Sample code for comparing different regression algorithms for this problem is given in github –

https://github.com/datawisdomx/LSTMVsOtherRegression–Kaggle–AllStateInsuranceClaims

The code follows the standard data science steps (load, wrangle, encode, scale, train/test split, train, predict, metrics). It compares 4 different regression algorithms on accuracy and time taken to run without hyperparameter tuning, except for LSTM.

  1. LSTM network
  2. ANN
  3. XGBoost
  4. Random Forest

The results show that

  • LSTMs gave the worst results (high Mean Absolute Error MAE) and also take a long time to run, over 2 hrs
  • XGBoost and a simple 4 layer ANN gave better results (low MAE) without any hyperparameter tuning.

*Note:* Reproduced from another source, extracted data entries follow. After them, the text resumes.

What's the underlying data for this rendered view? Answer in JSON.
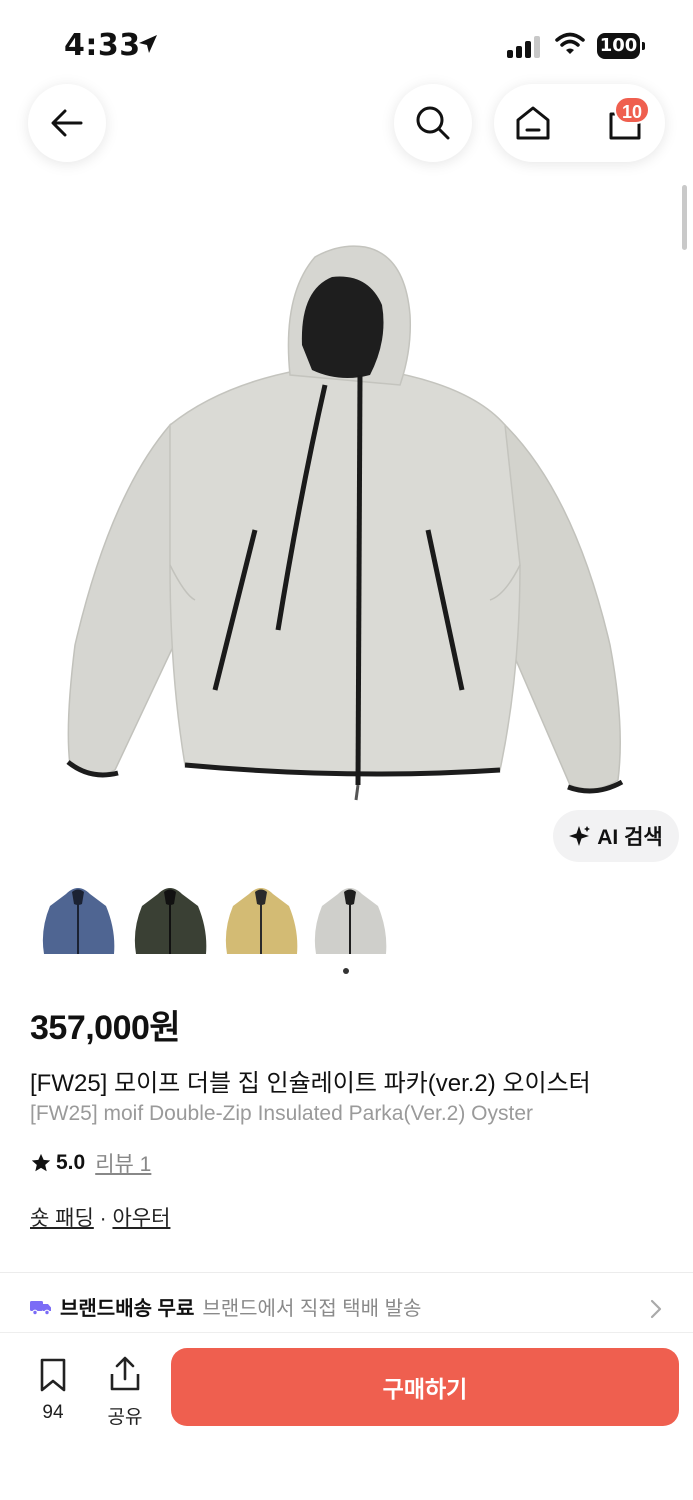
{
  "status_bar": {
    "time": "4:33",
    "battery": "100"
  },
  "nav": {
    "back_icon": "arrow-left-icon",
    "search_icon": "search-icon",
    "home_icon": "home-icon",
    "cart_icon": "shopping-bag-icon",
    "cart_count": "10"
  },
  "product": {
    "image_alt_icon": "parka-jacket-image",
    "ai_search_label": "AI 검색",
    "thumbnails": [
      {
        "name": "navy",
        "color": "#4f6592"
      },
      {
        "name": "dark-olive",
        "color": "#3a4034"
      },
      {
        "name": "mustard",
        "color": "#d3bb74"
      },
      {
        "name": "oyster",
        "color": "#cfcfcb"
      }
    ],
    "price": "357,000원",
    "title_ko": "[FW25] 모이프 더블 집 인슐레이트 파카(ver.2) 오이스터",
    "title_en": "[FW25] moif Double-Zip Insulated Parka(Ver.2) Oyster",
    "rating": "5.0",
    "review_label": "리뷰 1",
    "category_1": "숏 패딩",
    "category_sep": " · ",
    "category_2": "아우터"
  },
  "shipping": {
    "label": "브랜드배송 무료",
    "detail": "브랜드에서 직접 택배 발송"
  },
  "bottom_bar": {
    "bookmark_count": "94",
    "share_label": "공유",
    "buy_label": "구매하기"
  },
  "colors": {
    "accent": "#ef5f4f",
    "truck": "#7b6cf6"
  }
}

They only took 3-10 minutes to run
  • Random Forest takes over 1 hr and gives results similar to XGBoost
  • Note – running time is on a basic MacBook Pro, will be faster on better CPU/GPU cloud

Submitting and comparing the results on Kaggle against global leaderboard, the overall results are not good

  • No 1 rank score (MAE) is 1109.7
  • XGBoost score (MAE) of 1184.5 has rank 2088

The results can be improved by adding more layers to LSTM or ANN networks or hyperparameter tuning for other algorithms, but relatively LSTM will still underperform. That was the objective of this article.

Hope it helps in further understanding of deep learning algorithms and their applications.